The idea of an urban counterpart to the Mahatma Gandhi National Rural Employment Guarantee Act (MGNREGA) is not new. It was mooted with the caveat that such a scheme should lead to the creation of assets, physical or in the form of human capital formation. This is akin to the Keynesian cliché of digging ditches and filling them up, though Keynes never said, or wrote, anything like that. That quote is attributed to Joan Robinson, who suggested Keynes might have said something like that. Closer home, employment-generation on infrastructure projects using government expenditure isn’t a new idea either. When Awadh was struck by a severe famine in 1784, Nawab Asaf-ud-Daula came up with a plan of employment for the construction of Lucknow’s Bara Imambara. The story goes that while ordinary citizens worked all day to erect the edifice, nobles would bring it down during the night in an 18th century version of the ditch-digging proposal.
The problems in devising an urban employment scheme are obvious but not intractable.
1) There is a problem with identifying workers, even if such a scheme is demand-driven and involves self-identification. There is no ready counterpart of MGNREGA job cards.
2) If urban job cards are to be issued, who will issue them? Are urban local bodies, with their myriad governance issues, in a position to do it? And, if job cards are used, will these be for an individual or for a household?
3) If the idea is that such a scheme should be demand-driven, the wages offered and the number of days of guaranteed employment must both be below market norms.
4) As with rural India, do ready infrastructure projects exist in urban India? Would land issues get in the way? One can’t readily employ people for micro-irrigation works, canals, ponds and wells in urban areas, and there is only a limited degree of freedom with buildings, parks and roads. Also, can one factor in some form of skill upgradation, perhaps through an apprenticeship programme?
5) If there are no projects available, will there be unemployment insurance?
6) How can an urban jobs scheme be implemented through employers when the bulk of such employment is provided through contractors who are not registered? It is not just workers who remain unidentified, employers are no less so.
7) A job-stamp idea could be considered to extend employment options not just to a few government but also recognized public institutions.
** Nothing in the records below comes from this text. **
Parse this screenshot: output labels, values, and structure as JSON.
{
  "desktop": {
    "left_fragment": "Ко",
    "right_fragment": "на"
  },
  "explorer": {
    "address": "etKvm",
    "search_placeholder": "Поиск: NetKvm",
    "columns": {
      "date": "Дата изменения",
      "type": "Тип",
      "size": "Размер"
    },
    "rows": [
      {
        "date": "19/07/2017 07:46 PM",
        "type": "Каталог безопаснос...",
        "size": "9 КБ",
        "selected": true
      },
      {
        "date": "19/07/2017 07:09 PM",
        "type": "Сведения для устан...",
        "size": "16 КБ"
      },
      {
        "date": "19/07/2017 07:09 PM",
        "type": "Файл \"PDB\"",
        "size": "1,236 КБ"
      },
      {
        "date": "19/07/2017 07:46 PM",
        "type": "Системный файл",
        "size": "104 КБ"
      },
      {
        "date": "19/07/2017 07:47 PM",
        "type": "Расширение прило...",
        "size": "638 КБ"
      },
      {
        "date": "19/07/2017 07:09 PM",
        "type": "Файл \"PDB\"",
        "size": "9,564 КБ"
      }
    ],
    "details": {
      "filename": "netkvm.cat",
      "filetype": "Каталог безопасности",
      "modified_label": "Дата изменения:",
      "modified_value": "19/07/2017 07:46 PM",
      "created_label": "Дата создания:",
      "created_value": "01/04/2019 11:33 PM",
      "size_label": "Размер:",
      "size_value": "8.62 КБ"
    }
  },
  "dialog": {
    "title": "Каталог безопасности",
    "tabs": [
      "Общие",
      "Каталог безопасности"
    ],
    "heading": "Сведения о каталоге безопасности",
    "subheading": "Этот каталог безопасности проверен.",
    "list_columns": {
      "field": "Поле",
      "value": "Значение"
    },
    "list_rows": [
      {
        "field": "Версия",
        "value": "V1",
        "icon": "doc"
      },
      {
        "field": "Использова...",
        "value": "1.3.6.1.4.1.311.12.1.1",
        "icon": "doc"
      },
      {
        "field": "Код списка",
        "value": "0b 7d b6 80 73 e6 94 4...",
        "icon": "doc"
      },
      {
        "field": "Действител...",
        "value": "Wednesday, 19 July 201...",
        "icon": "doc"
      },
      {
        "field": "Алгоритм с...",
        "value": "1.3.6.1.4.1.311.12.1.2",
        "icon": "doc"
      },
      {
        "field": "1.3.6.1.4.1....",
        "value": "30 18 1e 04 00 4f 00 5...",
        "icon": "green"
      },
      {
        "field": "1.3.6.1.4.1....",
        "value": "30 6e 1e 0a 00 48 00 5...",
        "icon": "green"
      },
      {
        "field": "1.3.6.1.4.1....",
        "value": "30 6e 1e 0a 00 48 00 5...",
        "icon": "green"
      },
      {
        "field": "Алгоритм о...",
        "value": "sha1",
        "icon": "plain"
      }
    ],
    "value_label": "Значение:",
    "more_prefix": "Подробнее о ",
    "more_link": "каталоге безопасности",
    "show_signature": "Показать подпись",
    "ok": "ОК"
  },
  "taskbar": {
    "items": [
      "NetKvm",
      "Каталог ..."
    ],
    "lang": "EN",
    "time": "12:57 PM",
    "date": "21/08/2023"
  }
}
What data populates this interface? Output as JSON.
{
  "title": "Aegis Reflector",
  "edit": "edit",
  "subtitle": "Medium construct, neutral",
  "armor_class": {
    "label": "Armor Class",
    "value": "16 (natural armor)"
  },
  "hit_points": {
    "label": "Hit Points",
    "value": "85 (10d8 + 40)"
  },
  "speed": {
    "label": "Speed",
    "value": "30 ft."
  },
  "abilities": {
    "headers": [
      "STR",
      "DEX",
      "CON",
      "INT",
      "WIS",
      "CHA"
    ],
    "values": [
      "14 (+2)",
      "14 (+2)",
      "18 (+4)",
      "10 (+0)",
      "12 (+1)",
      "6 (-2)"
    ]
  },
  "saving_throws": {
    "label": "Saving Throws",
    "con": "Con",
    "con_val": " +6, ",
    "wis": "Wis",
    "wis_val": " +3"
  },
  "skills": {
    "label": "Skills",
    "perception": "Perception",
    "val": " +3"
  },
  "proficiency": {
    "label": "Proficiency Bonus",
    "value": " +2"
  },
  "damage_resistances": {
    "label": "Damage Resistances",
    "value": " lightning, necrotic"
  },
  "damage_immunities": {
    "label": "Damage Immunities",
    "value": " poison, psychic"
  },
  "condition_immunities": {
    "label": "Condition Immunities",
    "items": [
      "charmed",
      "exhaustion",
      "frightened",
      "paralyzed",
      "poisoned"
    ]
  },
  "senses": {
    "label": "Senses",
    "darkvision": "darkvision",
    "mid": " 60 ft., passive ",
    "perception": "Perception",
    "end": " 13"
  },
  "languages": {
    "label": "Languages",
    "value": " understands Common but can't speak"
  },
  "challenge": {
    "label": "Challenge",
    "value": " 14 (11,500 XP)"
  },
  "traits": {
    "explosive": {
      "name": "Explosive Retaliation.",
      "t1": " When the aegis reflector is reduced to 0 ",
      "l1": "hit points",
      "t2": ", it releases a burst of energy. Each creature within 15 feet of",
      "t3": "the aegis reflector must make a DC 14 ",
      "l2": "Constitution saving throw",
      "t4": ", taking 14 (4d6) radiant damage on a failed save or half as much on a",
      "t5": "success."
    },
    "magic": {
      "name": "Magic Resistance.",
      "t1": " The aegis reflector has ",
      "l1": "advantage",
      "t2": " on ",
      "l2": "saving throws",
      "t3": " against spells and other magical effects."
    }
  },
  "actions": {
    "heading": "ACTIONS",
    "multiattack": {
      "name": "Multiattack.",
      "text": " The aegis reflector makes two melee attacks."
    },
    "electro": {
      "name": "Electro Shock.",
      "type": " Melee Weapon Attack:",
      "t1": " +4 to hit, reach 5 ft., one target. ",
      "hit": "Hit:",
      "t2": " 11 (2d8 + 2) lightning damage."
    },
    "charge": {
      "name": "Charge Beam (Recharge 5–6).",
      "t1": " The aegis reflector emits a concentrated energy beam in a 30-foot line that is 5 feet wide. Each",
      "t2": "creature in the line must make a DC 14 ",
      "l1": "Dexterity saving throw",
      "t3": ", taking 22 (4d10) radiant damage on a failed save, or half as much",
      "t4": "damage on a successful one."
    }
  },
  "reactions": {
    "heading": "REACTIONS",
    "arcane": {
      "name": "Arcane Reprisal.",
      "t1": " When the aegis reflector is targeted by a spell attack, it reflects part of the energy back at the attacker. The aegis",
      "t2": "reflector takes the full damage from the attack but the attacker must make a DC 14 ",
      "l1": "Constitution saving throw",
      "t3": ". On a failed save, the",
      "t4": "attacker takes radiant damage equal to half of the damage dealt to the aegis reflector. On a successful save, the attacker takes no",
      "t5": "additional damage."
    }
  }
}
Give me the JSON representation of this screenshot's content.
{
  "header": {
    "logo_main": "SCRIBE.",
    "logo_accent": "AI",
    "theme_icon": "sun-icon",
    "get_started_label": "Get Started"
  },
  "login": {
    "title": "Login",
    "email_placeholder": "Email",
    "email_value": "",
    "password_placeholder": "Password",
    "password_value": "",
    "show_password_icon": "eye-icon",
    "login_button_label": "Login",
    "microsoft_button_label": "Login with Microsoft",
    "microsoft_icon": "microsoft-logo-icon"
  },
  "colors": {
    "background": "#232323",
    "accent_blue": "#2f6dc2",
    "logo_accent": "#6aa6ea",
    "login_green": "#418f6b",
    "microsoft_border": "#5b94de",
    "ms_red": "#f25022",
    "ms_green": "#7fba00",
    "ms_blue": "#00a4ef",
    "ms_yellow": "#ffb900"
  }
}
Borrowing ideas from the MGNREGA scheme, some states —Kerala, Jharkhand, Himachal Pradesh, Odisha, Tamil Nadu and Telangana—have sought answers to some of these questions. Pre-covid, the Union government introduced the Pradhan Mantri Rozgaar Protsahan Yojana (PMRPY), providing partial subsidies to employers registered with India’s Employees’ Provident Fund Organisation. It is possible to extend that Yojana for some more time. The root problem is that social security is still a work-in-progress, and even more so for migrants.